Je n’y pense pas vraiment à cette marche que j’ai loupé, du moins pas comme je le faisais vers le 2 ou le 3 décembre et les quelques jours suivants. Ça ne sert à rien de se faire mal, de se morfondre.

La marche est en effet un exemple de toutes les bonnes choses, les choses importantes, les choses qui peuvent marquer notre vie si justement nous les vivons. Elle est un exemple parmi tant d’autres choses que j’aurais aimé faire, mais que je n’ai pas su car soumise à l’entière autorité de mes parents. Même pas sortir devant chez-moi, dans ma cité, comme je veux, alors imagine, partir deux ou trois jour à Paris, c’est trop leur demander.

Mais qui ne tente rien n’a rien. Alors souvent je tente quelques petites percées. Et quelquefois j’y arrive. Mais c’est jamais vraiment ça. Ils te donnent la permission de sortir, d’accord, mais quand tu rentres tu es sûre qu’on va te faire une réflexion, comme s’ils regrettaient de m’avoir donnée cette « sainte » permission.

Ma marche à moi, dans le fond, et celle de beaucoup d’autres encore, c’est celle que je mène en moi, contre mes parents. C’est la bataille que j’engage en permanence pour gagner chaque fois un peu plus de liberté. Des fois ça marche, c’est rare, et souvent ça ne marche pas. En être là à 21 ans, c’est très grave, c’est fou. C’est pas vivable. Heureusement qu’il y a un peu d’habitude et surtout une grande dose d’indifférence et de joie de vivre qui enlève ce mauvais côté de la vie. Pas qui l’enlève, ce serait merveilleux, mais qui le met de côté, au moins pour un certain temps. Et c’est important pour moi, pour nous toutes qui sommes dans le même cas.

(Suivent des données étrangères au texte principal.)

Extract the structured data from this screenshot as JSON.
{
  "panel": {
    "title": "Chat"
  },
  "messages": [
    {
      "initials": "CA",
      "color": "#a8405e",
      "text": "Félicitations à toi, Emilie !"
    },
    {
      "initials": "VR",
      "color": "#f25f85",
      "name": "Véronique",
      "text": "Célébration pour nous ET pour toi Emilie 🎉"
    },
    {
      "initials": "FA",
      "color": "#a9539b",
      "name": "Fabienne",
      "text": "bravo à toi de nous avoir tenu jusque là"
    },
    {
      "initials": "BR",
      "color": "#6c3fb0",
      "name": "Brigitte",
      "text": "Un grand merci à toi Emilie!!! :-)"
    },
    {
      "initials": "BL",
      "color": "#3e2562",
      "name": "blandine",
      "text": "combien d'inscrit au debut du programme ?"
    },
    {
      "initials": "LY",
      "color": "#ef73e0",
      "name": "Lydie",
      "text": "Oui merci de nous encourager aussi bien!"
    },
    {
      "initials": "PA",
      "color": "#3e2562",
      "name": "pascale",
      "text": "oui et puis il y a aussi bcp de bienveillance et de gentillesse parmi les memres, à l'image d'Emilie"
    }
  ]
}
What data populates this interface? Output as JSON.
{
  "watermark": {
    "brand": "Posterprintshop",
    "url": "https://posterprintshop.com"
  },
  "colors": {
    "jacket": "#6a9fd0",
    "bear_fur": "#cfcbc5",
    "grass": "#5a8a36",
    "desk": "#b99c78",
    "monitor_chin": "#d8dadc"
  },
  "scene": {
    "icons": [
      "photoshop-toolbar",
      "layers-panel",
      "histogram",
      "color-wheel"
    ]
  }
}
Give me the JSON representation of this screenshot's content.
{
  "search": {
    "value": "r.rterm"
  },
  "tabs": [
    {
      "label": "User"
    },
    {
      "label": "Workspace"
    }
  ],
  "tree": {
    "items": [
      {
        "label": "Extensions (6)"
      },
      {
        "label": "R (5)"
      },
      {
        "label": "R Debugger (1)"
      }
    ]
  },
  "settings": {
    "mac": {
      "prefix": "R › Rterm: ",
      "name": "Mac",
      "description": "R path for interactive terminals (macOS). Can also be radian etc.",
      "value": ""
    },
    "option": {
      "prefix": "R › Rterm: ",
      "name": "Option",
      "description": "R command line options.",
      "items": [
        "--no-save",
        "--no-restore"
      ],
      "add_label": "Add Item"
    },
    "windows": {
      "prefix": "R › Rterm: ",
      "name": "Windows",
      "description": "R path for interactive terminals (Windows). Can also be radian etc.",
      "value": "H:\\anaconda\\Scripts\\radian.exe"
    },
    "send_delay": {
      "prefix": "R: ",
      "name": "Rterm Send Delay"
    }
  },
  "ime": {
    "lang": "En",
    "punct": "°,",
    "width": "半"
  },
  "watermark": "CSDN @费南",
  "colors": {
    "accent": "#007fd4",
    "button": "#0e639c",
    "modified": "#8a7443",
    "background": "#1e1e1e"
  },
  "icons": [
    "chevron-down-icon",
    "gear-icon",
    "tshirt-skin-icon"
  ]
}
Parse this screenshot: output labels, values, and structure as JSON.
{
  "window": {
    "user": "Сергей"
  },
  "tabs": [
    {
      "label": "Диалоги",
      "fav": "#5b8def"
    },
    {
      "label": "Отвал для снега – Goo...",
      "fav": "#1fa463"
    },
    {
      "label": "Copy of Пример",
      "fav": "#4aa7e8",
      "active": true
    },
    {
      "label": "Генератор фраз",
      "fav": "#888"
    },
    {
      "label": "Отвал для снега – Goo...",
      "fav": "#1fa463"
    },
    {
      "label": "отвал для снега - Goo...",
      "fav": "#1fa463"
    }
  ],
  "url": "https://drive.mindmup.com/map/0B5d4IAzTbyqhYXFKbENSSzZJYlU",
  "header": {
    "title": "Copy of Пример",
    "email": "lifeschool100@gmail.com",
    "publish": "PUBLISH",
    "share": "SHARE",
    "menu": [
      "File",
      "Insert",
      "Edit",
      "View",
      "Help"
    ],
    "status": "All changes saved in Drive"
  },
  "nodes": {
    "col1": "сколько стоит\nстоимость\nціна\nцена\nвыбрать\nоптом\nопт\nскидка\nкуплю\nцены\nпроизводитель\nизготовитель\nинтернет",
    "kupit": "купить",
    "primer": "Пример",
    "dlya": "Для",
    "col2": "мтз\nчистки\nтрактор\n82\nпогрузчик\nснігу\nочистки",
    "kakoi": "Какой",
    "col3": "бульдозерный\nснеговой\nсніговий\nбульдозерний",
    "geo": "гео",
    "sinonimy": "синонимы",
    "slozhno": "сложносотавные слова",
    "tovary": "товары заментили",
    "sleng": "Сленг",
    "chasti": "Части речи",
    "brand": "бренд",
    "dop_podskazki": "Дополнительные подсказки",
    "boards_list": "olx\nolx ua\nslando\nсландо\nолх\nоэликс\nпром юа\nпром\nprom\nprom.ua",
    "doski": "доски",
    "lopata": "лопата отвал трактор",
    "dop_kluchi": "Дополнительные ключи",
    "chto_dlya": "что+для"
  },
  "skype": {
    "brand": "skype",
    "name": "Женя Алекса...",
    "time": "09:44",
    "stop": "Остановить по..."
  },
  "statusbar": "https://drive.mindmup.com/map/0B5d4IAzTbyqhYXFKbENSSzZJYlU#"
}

C’EST DUR DE LUTTER CONTRE LES PARENTS

Avant de se défendre contre des gens étrangers à la famille, avant de défendre ses droits dans la société dans laquelle nous vivons, il faudrait d’abord avoir une entière indépendance quant à nos idées, nos envies, il faut que nos droits soient reconnus aux yeux de nos parents, qu’ils ne nous considèrent plus comme leur chose, leur possession. D’accord, nous sommes leurs enfants, mais ce n’est pas pour cela que nous devons tout regarder à travers eux, à travers leurs traditions, leurs coutumes. Et notre caractère, notre personnalité, notre cœur, nos espoirs, nos envies, qu’est-ce qu’ils en font ? Ils s’imaginent qu’ils ont tous les droits sur nous, mais nous existons nous aussi.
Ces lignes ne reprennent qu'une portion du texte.